Using his class as a sample, use the Rank Sum test to see whether General Math students significantly tend to score higher on the Verbal ACT.

2. A manufacturer of cat food want to assure that the packages being produced at the Tennessee plant have the same weight as the packages being produced at the Wisconsin plant. Below are random samples of package weights (in ounces) from the production lines at each plant:

 Tenn. 4.67 4.65 4.68 4.59 4.64 4.56 4.54 4.81 4.72 4.51 4.63 4.59 4.6 4.57 4.62 4.7 4.62 4.69 4.61 4.67 4.6 4.63 4.66 4.72

 Wisc. 4.74 4.65 4.6 4.62 4.67 4.72 4.67 4.70 4.62 4.63 4.57 4.68 4.58 4.66 4.54 4.64 4.54 4.62 4.59 4.71 4.7 4.52 4.62

Use the Wilcoxon Rank Sum test (with a two-tail alternative) to test whether there is any overall difference in weights at the two production plants.

Solutions

1. We first enter the Verbal ACT scores into one list (L1, xStat or c1) and the Math ACT scores into another list (L2, yStat, or c2). Next, we execute the RANKSUM program by entering 2 for the alternative > (the Verbal scores in the first list tend to be higher). We obtain the following results:

The expected sum of ranks from the Verbal ACT scores is 798. The actual sums of the ranks from the Verbal and Math ACT scores are respectively 832.5 and 763.5 The P-value is 0.2859.

Now consider the null hypothesis of "no difference" with the alternative that the Verbal ACT scores tend to be higher.

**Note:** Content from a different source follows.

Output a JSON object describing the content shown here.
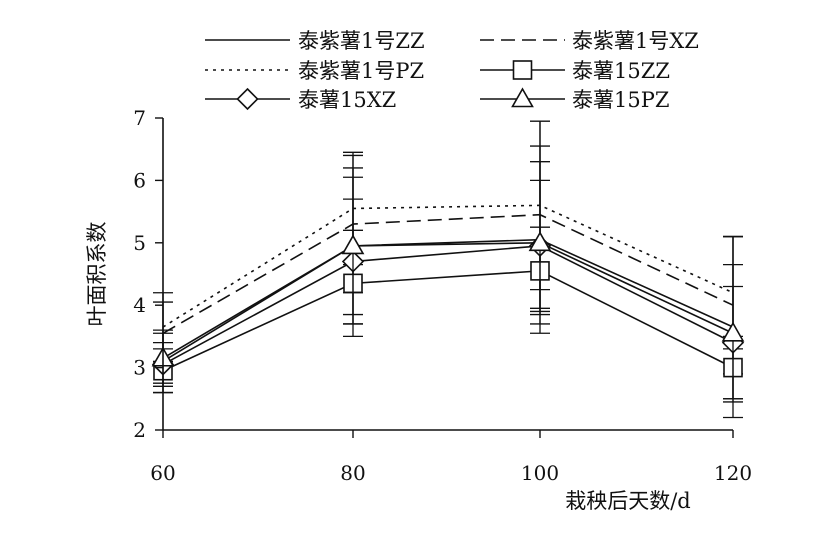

If the null hypothesis were true, then there would still be a 28.59% chance of the Verbal sum of ranks being as high as 832.5. This p-value is not quite low enough to reject the null hypothesis in favor of the alternative.

2. After entering the data into the appropriate lists and executing the RANKSUM program by entering 3 for the alternative, we obtain the following results: The expected sum of ranks from the Tennessee plant is 576. The actual sums of the ranks from the Tenn. and Wisc. plants are respectively 573.5 and 554.5 The P-value is 0.9576.

For the null hypothesis of "no difference" with a two-sided alternative, we can state: If the null hypothesis were true, then there would be a 95.76% chance of the Tenn. sum of ranks differing from 576 (either higher or lower) by as much as it does. Obviously we do not reject the null hypothesis.